CALLIPER Trial for Progressive MS Enrolls First Patient
The trial, CALLIPER (NCT05054140), is expected to run in parallel to the company’s two identically-designed Phase 3 trials, dubbed ENSURE-1 and ENSURE-2, to assess the therapeutic potential of IMU-838 in patients with relapsing-remitting MS (RRMS).
According to Immunic, the ENSURE trials are expected to start by year’s end.
“Enrollment of the first [progressive] MS patient in our phase 2 CALLIPER trial, on schedule, is another important clinical milestone for our lead asset, IMU-838, and we continue to anticipate initiating our phase 3 ENSURE program in RRMS patients in the fourth quarter of this year,” Daniel Vitt, PhD, CEO and president of Immunic, said in a press release.
The results of both CALLIPER and the ENSURE trials are expected to confirm the neuroprotective benefits of IMU-838.
“We believe that if the CALLIPER trial is successful in showing a beneficial neuroprotective effect of IMU-838, this data, along with that of the ENSURE program and IMU-838’s already proven, strong safety and tolerability profile, may allow us to draw a clear clinical differentiation for IMU-838 versus other oral MS medications, resulting in an attractive commercial positioning as a transformative therapeutic treatment,” Vitt said.
The Phase 2 CALLIPER will be conducted at more than 70 centers in North America and Europe. Approximately 450 adults (ages 18–65) with progressive types of MS, which includes primary progressive MS (PPMS) and secondary progressive MS (SPMS), are expected to participate. More information about enrollment is available here.
Patients will be assigned randomly to receive oral IMU-838 (45 mg) or a placebo once daily.
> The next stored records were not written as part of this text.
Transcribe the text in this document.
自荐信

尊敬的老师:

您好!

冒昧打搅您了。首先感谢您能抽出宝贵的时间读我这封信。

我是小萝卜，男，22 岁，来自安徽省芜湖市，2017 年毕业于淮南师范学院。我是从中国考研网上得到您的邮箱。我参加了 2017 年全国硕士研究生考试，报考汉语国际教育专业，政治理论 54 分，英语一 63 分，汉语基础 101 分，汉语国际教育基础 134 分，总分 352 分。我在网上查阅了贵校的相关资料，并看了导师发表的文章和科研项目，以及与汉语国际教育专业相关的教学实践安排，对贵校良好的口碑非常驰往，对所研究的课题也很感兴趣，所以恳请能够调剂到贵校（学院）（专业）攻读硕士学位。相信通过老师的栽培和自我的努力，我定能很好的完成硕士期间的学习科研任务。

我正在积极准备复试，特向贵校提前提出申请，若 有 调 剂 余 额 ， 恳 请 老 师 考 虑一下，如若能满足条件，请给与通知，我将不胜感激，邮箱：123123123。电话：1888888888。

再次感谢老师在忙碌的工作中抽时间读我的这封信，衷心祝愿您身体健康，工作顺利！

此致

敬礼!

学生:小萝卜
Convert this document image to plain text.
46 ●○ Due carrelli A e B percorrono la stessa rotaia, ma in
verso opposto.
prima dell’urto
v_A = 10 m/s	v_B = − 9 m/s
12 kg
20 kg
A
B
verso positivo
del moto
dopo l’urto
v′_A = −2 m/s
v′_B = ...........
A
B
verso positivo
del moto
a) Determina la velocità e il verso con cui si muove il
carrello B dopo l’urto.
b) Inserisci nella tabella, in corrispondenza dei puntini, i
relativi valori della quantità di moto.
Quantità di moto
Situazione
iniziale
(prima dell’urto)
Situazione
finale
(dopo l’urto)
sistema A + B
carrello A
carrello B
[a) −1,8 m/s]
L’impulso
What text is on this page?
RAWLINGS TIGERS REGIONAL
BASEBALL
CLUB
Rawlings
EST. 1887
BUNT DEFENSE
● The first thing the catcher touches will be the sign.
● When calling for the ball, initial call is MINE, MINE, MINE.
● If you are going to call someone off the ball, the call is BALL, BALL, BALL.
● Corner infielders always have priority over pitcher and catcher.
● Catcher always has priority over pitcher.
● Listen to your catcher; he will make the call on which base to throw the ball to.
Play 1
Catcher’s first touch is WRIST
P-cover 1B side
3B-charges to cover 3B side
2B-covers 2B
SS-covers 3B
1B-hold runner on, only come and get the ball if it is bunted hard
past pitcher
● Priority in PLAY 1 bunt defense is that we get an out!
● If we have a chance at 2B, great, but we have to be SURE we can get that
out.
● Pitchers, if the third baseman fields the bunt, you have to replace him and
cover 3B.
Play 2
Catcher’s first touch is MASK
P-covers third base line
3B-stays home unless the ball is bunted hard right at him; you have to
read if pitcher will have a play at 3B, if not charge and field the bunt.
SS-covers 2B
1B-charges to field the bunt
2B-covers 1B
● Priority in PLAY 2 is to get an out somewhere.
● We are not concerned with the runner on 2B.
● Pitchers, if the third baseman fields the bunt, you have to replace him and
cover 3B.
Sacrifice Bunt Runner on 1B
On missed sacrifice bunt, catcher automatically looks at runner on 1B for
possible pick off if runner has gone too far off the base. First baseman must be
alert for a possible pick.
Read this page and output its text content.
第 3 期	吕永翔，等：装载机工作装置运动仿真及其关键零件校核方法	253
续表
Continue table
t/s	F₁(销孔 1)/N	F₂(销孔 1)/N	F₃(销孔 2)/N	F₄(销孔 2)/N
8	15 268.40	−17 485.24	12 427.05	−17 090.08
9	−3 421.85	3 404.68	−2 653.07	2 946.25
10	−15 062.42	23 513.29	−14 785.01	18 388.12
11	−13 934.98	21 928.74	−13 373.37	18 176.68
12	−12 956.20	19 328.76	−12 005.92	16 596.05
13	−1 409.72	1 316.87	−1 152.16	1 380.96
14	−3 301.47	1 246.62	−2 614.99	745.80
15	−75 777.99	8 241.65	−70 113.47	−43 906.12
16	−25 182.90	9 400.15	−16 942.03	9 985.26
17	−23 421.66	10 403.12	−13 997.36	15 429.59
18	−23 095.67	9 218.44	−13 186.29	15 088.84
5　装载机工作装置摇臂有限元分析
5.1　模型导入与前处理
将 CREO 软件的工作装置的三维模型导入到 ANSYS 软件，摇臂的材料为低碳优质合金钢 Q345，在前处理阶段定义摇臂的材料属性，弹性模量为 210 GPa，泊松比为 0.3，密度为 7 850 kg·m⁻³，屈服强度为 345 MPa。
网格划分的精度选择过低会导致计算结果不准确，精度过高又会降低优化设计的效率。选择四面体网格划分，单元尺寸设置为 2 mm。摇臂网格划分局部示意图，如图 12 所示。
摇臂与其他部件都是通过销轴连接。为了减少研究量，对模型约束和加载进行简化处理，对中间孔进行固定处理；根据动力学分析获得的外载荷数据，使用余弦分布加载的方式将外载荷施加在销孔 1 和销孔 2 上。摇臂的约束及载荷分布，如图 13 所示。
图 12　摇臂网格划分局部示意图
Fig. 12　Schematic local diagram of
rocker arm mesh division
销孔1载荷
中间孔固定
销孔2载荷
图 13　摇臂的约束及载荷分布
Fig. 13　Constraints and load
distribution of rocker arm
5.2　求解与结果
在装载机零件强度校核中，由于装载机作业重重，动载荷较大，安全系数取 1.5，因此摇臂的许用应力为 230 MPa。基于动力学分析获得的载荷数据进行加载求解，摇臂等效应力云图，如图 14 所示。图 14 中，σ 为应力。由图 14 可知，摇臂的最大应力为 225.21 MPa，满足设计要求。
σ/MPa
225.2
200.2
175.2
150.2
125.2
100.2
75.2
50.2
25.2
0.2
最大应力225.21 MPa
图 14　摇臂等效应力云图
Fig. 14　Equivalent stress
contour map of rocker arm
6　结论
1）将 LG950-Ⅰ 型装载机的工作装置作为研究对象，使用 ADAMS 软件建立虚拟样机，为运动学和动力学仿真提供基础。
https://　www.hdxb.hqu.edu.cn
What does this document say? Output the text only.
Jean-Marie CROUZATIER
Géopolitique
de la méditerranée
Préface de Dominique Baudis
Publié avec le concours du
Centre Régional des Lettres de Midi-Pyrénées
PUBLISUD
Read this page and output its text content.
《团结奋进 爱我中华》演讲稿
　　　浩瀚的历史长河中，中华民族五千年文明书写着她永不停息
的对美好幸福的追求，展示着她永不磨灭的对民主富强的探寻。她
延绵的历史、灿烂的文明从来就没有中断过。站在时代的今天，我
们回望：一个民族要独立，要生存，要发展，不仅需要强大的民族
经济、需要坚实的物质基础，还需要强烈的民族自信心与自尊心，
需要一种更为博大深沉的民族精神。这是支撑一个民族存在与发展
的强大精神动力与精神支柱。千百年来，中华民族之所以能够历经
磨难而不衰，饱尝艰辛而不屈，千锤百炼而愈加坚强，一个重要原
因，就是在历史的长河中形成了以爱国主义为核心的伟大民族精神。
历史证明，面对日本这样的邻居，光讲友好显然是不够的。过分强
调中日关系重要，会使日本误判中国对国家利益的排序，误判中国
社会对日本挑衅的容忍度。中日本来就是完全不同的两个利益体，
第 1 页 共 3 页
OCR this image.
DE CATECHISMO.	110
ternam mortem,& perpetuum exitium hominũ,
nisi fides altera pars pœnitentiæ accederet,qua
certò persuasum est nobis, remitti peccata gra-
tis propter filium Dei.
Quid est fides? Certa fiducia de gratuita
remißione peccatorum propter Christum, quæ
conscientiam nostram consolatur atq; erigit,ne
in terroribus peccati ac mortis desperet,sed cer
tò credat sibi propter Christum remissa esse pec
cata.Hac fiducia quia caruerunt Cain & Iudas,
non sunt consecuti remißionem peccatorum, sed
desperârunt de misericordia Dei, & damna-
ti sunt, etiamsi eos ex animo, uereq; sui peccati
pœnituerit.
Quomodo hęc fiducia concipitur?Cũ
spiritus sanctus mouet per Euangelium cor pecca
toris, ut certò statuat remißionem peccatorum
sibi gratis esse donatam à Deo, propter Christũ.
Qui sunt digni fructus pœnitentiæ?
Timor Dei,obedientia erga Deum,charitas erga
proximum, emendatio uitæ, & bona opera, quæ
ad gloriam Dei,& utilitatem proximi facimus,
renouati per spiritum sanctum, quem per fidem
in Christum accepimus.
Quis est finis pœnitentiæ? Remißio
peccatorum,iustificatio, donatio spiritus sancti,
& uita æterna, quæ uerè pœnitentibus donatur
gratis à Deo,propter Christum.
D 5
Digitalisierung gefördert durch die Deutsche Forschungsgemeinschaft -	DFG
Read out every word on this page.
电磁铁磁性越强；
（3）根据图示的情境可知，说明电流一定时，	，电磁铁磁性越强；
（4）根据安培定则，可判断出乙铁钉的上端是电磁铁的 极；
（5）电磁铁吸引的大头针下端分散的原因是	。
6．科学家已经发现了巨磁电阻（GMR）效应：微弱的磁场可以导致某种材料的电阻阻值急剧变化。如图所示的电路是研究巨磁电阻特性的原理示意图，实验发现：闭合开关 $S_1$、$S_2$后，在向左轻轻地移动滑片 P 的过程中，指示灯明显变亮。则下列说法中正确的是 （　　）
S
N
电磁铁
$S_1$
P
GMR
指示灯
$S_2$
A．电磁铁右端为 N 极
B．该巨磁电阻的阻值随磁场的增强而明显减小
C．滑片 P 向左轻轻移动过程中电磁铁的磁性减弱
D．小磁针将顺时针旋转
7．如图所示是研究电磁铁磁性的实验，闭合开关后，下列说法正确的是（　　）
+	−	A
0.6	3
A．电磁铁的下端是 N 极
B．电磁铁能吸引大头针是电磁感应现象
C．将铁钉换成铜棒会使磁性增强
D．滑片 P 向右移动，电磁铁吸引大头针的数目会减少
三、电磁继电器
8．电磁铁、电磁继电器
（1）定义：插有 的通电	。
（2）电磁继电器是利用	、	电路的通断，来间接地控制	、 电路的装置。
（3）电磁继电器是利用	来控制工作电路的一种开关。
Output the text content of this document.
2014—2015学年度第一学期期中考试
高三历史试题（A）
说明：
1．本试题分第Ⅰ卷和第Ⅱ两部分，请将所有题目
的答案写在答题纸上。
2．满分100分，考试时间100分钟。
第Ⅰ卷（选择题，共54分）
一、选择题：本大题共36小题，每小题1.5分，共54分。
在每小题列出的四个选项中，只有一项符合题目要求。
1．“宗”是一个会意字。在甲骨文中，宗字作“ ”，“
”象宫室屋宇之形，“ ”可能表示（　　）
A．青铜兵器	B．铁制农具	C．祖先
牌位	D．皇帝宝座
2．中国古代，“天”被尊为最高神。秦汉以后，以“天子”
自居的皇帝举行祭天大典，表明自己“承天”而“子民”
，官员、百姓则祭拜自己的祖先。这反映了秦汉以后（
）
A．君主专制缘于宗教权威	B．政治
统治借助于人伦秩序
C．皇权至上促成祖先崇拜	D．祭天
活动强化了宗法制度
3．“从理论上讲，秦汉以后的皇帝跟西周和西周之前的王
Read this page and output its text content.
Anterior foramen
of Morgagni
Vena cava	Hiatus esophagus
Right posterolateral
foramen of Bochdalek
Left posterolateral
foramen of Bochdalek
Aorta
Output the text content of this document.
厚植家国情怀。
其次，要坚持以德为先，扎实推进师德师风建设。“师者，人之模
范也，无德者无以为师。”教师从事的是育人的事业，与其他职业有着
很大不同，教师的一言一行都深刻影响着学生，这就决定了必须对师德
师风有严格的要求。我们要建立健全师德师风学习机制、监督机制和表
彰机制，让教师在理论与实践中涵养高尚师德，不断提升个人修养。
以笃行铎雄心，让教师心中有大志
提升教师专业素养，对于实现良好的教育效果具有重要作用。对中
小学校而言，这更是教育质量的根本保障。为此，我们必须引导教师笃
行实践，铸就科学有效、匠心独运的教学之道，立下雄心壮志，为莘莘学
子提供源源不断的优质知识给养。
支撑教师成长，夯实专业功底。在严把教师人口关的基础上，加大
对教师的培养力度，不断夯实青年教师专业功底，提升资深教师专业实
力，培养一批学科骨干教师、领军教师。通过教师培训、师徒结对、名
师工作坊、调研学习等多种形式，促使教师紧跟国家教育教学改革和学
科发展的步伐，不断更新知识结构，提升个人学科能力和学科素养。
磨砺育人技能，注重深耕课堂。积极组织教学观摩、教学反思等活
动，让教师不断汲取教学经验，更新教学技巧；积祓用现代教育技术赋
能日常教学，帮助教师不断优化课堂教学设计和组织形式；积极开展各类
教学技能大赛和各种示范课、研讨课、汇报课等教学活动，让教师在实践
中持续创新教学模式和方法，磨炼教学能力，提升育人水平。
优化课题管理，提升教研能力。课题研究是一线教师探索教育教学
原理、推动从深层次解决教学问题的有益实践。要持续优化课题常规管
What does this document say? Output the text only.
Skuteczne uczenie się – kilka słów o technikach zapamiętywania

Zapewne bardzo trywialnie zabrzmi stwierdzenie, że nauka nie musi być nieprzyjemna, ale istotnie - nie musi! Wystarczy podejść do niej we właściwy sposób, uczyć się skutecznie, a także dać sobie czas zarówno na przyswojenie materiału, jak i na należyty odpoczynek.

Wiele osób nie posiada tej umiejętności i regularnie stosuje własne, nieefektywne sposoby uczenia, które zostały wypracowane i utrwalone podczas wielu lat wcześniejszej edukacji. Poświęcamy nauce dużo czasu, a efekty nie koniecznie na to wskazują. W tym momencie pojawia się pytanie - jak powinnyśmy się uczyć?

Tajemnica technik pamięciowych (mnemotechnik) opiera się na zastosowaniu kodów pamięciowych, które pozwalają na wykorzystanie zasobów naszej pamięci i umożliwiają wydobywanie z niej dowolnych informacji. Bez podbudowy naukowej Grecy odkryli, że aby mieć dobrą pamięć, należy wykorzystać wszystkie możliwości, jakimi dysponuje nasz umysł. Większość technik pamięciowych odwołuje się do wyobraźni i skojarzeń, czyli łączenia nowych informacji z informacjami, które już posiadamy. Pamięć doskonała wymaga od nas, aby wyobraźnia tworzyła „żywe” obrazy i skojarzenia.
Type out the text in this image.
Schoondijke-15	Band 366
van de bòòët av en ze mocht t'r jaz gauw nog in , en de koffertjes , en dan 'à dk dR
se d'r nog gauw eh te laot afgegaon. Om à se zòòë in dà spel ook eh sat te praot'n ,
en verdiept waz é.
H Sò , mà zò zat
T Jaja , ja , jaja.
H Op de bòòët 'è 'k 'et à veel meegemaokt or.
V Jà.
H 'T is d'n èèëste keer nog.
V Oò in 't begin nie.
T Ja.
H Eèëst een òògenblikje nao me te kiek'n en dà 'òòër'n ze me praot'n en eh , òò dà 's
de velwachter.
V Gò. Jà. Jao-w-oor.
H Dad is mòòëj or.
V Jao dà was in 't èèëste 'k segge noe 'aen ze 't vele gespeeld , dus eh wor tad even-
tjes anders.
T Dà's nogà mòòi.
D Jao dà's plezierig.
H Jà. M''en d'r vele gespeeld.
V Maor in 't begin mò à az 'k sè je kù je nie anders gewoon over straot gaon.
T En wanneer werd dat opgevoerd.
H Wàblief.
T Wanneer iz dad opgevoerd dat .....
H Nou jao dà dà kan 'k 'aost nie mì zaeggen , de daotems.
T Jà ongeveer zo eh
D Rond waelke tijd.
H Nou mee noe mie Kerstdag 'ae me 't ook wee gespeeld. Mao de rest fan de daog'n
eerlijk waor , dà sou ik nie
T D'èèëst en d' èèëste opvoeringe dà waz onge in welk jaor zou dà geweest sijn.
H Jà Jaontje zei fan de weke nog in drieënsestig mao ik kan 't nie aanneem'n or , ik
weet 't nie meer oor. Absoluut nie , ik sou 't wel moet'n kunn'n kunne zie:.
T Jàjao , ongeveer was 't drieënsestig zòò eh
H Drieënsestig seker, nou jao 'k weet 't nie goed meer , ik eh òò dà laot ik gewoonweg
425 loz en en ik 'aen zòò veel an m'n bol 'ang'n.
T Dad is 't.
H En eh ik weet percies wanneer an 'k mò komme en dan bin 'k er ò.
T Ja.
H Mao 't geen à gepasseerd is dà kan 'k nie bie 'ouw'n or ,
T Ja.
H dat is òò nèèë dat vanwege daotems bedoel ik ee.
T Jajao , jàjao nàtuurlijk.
The trial’s main goal is to assess the effect of treatment on brain volume up to 120 weeks (over two years). Disability-related measures also will be assessed.
An interim analysis will be done after approximately half of the patients have completed 24 weeks of treatment, during which researchers will measure the levels of a marker of nerve cell damage called neurofilament light chain (NfL).
“The interim analysis to assess NfL is key, as it has been shown to consistently correlate with disease activity in neurological disorders and has become one of the most important serum biomarkers for axonal [nerve fibers] damage over the past few years,” said Andreas Muehler, MD, chief medical officer of Immunic. “If the CALLIPER trial is successful in showing beneficial data, we believe this could be an essential differentiator for IMU-838 in the MS market.”
IMU-838 is a next-generation selective modulator of the immune system. It was designed to block the metabolism of active immune T- and B-cells, and modulate their function. Both cell types are known to take part in the mistaken autoimmune attack on myelin — the coating that protects the nerve fibers — causing a variety of MS symptoms.